🤖 AI Summary
This work investigates the distributional approximation capabilities of bi-Lipschitz normalizing flows under regularity constraints. By adopting the perspective of score-based diffusion models and leveraging the probability flow ordinary differential equation associated with variance-preserving diffusion, it establishes—for the first time—a theoretical link between the Lipschitz regularity of the score function and the induced bi-Lipschitz diffeomorphic transport map. Within this framework, the pullback of the Gaussian distribution is shown to be dense in the space of arbitrary probability densities under the L¹ norm, and deterministic convergence in Kullback–Leibler (KL) divergence is guaranteed—without early stopping—for target densities obtained via Gaussian convolution. Experiments validate the score regularity across diverse target densities, including compactly supported and Gaussian mixture distributions, achieving unified L¹-dense approximation and KL convergence.
📝 Abstract
Many normalizing flow architectures impose regularity constraints, yet their distributional approximation properties are not fully characterized.

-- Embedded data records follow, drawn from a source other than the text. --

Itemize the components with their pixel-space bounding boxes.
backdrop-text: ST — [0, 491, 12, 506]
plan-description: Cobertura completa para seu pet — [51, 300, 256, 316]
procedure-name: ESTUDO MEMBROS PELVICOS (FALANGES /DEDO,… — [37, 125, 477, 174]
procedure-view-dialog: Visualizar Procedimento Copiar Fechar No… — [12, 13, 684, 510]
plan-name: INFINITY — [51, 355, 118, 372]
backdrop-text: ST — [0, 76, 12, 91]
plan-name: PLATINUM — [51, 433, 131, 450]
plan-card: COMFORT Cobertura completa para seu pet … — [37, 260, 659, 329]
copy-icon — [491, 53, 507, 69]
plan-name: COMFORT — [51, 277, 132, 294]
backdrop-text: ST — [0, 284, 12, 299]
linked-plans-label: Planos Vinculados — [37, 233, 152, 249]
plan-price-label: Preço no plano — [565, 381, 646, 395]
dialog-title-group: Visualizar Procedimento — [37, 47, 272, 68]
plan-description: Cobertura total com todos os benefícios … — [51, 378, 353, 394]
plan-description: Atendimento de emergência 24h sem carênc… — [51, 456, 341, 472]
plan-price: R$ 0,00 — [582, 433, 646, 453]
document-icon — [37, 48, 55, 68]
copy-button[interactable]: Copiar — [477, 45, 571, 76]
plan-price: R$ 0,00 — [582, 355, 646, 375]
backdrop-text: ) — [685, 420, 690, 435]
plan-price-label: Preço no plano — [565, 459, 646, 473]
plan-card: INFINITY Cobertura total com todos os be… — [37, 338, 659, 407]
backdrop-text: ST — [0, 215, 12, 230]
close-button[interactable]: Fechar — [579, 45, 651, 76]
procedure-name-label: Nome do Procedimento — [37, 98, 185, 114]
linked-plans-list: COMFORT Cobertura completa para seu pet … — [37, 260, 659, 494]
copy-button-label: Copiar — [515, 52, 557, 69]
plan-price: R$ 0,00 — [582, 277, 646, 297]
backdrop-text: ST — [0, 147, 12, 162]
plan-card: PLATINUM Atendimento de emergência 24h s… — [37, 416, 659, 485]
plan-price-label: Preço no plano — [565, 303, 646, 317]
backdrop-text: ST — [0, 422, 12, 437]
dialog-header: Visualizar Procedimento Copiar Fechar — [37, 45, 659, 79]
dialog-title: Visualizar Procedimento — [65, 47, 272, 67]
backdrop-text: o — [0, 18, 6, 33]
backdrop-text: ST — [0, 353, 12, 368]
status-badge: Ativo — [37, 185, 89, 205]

We study the expressivity of bi-Lipschitz normalizing flows through the lens of score-based diffusion models. For the probability flow ODE of a variance-preserving diffusion, Lipschitz regularity of the score induces a flow of bi-Lipschitz diffeomorphic transport maps. This ODE bridge allows us to analyze the distributional approximation power of bi-Lipschitz normalizing flows and, conversely, derive deterministic convergence guarantees for diffusion-based transport. Our key idea is to use the probability flow ODE to link regularity of the score to regularity of the induced transport maps. We verify score regularity for broad target densities, including compactly supported densities, Gaussian convolutions of compactly supported measures and finite Gaussian mixtures. We obtain a universal distributional approximation result: Gaussian pullbacks induced by bi-Lipschitz variance-preserving transport maps are $L^1$-dense among all probability densities. For Gaussian convolution targets, we further obtain convergence in Kullback-Leibler divergence without early stopping.